Main

Sir,

Age-related cataract accounts for approximately 50% of blindness in Africa, affecting an estimated 3.5 million people.1 It is common practice in many African blindness prevention programmes to implant a standard power intraocular lens (IOL); however, in developed countries the calculation of the IOL power is now routine ophthalmological practice. We looked at the refractive outcome following the implantation of a standard power lens in Zulu patients.

Methods

A total of 100 patients had intracapsular cataract extraction (ICCE) with implantation of a 17.5D (A constant 114.5) anterior chamber intraocular lens (AC IOL), and a 100 patients had extracapsular cataract extraction (ECCE) with implantation of a 22 D (A constant 118.5) posterior intraocular lens (PC IOL). Using the SRK II regression formula, lens powers were anticipated to give a postoperative refraction in the AC IOL group of −1.36 D and in the PC IOL group of −1.76 D, according to measurements in an average Caucasian eye. All surgery was carried out using a standard limbal-based incision, and closed with sutures.

Postoperatively patients were offered an incentive for reattendance. The refraction was measured on a Topcon RM-A6000 autorefractometer after 8 weeks and after 6 months. Sutures were removed at 8 weeks to adjust the refraction if more than 2 D with the rule astigmatism was present. The spherical equivalent of the 6 month refraction was calculated.

Results

The refraction was measured in 103 patients who were seen at 6 months.

Discussion

Our study shows a spread of patients similar to that found in Eritrea and East Africa (Table 1). In Eritrea they found that use of a standard 22 D lens should result in 48% of patients being within ±1 D of emmatropia and 73% of patients within ±2 D of emmatropia.2 In East Africa without biometry and a 20–22 D lens (depending on availability), they found that 45% of patients were within ±1 D of emmatropia and 77% of patients were within ±2 D of emmatropia.3

Table 1 Results of refraction at 6 months in 103 patients undergoing cataract surgery and lens implantation (demonstrates the number and percentage of patients within X diopters of emmetropia)

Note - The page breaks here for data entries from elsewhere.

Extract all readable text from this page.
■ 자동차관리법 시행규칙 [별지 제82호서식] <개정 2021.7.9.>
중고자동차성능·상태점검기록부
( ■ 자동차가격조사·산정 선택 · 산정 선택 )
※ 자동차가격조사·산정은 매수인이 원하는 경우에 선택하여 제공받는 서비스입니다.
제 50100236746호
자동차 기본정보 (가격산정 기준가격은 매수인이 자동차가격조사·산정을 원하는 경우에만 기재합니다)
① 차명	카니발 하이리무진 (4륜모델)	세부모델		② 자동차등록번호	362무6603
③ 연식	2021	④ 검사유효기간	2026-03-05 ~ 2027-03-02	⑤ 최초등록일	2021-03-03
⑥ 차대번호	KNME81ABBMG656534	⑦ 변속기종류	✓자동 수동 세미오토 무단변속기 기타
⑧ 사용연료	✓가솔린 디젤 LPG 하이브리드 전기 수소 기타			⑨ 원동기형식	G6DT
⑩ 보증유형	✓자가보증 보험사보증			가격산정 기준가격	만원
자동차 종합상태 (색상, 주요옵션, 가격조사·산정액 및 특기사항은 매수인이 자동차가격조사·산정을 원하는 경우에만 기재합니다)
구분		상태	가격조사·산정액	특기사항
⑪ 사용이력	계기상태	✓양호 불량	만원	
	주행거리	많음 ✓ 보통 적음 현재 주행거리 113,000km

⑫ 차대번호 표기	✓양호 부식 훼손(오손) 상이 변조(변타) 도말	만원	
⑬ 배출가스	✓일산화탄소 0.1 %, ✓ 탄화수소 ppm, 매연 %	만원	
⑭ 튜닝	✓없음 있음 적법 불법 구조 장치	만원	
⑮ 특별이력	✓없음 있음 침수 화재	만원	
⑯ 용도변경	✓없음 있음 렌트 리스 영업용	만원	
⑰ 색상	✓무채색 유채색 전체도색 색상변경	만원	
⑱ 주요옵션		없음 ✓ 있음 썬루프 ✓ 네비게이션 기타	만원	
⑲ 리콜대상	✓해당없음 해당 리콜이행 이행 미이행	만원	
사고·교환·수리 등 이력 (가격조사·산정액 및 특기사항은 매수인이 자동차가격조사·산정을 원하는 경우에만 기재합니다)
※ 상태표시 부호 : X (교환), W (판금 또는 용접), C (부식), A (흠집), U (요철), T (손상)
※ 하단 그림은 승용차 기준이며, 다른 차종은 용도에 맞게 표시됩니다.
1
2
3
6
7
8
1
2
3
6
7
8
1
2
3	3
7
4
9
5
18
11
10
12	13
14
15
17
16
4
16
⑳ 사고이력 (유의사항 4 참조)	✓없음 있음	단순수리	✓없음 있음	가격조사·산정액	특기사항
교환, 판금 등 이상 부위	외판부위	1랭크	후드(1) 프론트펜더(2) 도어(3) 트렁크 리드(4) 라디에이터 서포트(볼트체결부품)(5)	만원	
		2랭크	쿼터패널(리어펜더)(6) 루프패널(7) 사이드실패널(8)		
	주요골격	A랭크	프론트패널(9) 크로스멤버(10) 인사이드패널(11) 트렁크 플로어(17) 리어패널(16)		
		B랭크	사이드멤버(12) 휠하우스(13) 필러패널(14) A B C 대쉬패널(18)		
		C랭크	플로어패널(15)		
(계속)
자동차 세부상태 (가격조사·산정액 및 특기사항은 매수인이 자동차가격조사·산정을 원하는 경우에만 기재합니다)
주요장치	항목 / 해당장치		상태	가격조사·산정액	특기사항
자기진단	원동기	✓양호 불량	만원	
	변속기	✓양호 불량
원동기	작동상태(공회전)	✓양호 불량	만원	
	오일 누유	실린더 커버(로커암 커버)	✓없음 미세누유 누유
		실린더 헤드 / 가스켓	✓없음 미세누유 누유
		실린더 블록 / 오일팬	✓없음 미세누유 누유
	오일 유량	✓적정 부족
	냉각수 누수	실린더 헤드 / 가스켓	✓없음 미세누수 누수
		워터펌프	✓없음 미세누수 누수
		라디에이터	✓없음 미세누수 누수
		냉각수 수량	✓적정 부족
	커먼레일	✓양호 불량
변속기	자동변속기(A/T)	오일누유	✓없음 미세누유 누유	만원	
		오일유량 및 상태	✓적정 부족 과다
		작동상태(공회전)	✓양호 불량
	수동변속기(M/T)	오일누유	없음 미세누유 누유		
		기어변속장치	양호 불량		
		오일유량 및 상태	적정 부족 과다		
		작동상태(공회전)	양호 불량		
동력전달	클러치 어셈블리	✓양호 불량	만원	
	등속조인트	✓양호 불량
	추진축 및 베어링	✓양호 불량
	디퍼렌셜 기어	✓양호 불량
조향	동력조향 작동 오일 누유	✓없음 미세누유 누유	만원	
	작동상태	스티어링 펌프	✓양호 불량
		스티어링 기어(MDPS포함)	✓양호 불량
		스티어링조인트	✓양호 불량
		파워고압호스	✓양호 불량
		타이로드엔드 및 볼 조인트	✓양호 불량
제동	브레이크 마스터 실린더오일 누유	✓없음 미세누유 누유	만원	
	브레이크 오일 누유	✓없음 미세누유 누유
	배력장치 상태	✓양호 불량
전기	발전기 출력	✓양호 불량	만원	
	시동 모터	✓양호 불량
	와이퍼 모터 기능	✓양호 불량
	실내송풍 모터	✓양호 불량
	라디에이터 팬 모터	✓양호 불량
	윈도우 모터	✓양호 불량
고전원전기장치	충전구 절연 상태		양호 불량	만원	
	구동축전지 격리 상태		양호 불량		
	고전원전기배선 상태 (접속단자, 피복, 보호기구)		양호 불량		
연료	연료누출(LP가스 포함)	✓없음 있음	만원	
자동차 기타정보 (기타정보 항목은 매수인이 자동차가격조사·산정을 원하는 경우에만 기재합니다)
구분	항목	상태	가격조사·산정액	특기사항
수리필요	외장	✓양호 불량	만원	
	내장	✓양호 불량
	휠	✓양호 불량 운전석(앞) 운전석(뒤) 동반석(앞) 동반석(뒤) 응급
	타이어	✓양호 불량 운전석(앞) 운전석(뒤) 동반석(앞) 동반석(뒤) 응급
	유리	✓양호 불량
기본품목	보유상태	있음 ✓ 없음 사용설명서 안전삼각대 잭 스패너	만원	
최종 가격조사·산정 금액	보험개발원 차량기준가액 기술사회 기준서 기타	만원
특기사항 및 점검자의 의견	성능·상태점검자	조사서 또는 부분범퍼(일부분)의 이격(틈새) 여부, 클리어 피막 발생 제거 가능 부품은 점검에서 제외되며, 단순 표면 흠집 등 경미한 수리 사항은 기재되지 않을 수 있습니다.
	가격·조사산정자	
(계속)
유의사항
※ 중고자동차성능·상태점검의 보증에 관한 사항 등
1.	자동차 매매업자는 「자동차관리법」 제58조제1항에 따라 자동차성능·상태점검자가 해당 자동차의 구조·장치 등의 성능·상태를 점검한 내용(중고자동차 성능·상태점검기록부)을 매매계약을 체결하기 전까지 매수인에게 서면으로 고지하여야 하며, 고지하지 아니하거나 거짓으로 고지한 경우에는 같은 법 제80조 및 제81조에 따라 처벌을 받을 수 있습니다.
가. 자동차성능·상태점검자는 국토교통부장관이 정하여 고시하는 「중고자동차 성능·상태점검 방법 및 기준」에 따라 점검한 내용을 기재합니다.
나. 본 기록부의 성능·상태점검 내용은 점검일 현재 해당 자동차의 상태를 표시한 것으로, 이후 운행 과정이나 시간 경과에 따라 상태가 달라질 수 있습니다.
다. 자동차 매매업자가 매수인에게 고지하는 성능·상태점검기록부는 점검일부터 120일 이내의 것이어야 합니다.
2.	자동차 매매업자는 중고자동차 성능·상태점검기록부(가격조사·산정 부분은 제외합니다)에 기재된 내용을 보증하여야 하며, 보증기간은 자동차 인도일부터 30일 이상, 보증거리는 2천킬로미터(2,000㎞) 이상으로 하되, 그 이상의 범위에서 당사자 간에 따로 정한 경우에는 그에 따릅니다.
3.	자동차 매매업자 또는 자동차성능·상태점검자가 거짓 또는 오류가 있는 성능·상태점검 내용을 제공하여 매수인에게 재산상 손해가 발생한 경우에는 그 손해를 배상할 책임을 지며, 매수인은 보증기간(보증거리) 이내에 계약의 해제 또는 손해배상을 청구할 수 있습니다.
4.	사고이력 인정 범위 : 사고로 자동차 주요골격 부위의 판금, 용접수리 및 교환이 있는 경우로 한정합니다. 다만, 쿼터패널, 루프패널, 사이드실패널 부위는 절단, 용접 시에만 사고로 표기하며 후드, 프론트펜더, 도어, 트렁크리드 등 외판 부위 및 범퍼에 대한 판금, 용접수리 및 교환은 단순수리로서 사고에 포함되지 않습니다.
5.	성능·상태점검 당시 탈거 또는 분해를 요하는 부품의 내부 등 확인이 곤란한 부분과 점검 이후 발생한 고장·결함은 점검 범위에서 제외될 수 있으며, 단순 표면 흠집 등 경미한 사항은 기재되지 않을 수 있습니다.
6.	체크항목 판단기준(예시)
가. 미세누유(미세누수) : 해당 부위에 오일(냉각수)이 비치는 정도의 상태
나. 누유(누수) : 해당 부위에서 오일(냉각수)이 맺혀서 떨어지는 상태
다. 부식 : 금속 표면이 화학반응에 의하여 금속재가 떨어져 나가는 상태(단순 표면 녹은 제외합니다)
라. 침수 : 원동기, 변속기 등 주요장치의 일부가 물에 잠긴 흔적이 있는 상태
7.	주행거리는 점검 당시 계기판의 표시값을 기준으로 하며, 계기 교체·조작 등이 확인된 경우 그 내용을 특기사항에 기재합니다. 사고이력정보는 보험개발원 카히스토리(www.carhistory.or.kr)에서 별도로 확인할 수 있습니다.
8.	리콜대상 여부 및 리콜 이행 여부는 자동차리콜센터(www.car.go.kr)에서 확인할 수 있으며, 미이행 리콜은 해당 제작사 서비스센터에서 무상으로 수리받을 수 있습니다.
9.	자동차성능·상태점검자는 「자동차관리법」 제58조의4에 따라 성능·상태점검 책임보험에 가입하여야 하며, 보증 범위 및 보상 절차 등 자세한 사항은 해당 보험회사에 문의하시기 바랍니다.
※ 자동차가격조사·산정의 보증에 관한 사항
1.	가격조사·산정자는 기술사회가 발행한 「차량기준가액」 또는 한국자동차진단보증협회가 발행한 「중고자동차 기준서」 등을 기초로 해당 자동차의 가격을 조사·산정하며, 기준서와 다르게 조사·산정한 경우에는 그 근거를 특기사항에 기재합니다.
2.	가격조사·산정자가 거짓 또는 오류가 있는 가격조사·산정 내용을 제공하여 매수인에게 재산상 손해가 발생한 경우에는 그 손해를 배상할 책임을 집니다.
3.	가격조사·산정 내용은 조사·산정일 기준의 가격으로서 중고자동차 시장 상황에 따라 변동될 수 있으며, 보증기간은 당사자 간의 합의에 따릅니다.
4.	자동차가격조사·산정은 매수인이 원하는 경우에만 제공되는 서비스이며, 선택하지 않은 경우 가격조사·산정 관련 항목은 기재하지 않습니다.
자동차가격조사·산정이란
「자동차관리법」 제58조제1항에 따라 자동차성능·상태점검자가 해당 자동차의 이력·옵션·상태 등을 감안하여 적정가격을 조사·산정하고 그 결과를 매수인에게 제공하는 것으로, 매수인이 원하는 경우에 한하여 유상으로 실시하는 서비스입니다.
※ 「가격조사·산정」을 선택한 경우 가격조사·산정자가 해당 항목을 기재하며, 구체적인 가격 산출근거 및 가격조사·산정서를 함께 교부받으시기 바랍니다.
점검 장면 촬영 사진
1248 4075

What the above fails to emphasize is how many people are being left with large refractive errors (≥+2.00 D; ≤−3.00 D). In total, 17 (16.5%) of our patients fell within this category. By WHO definitions these patients will be either visually impaired (<6/60) or functionally blind (<3/60).4

Routine biometry requires time, trained personnel, expensive equipment, and large stocks of different power lenses. However, it has been shown that doing it significantly lowers the risk of large spherical errors and therefore reduces the numbers of patients made visually impaired or blind by virtue of cataract surgery.2

There is also a hyperopic shift to emmetropia from an anticipated refraction of approximately −1.5 D. This is most probably because of ethnic differences in biometric parameters and emphasizes the point that biometric parameters should be established for the target populations.

Do the benefits of biometry justify the means in developing countries? Within our parameters, 17% of individuals are left with refractive errors ≤−3.00 D or ≥+2.00 D. Although the surgery is most frequently changing an individual from light perception to good navigational vision, this is still an undesirably large proportion with high refractive errors. Solutions to this problem may be:

  1. 1

    Preoperative biometry and a stock of three standard power IOLs.

  2. 2

    Autorefraction at 1 or 2 days postoperatively and IOL replacement if extreme error.

  3. 3

    Refraction with glasses postoperatively.

Clearly, the first would be the preferred option; however, because of the reasons listed above it may not be practical or appropriate in every setting.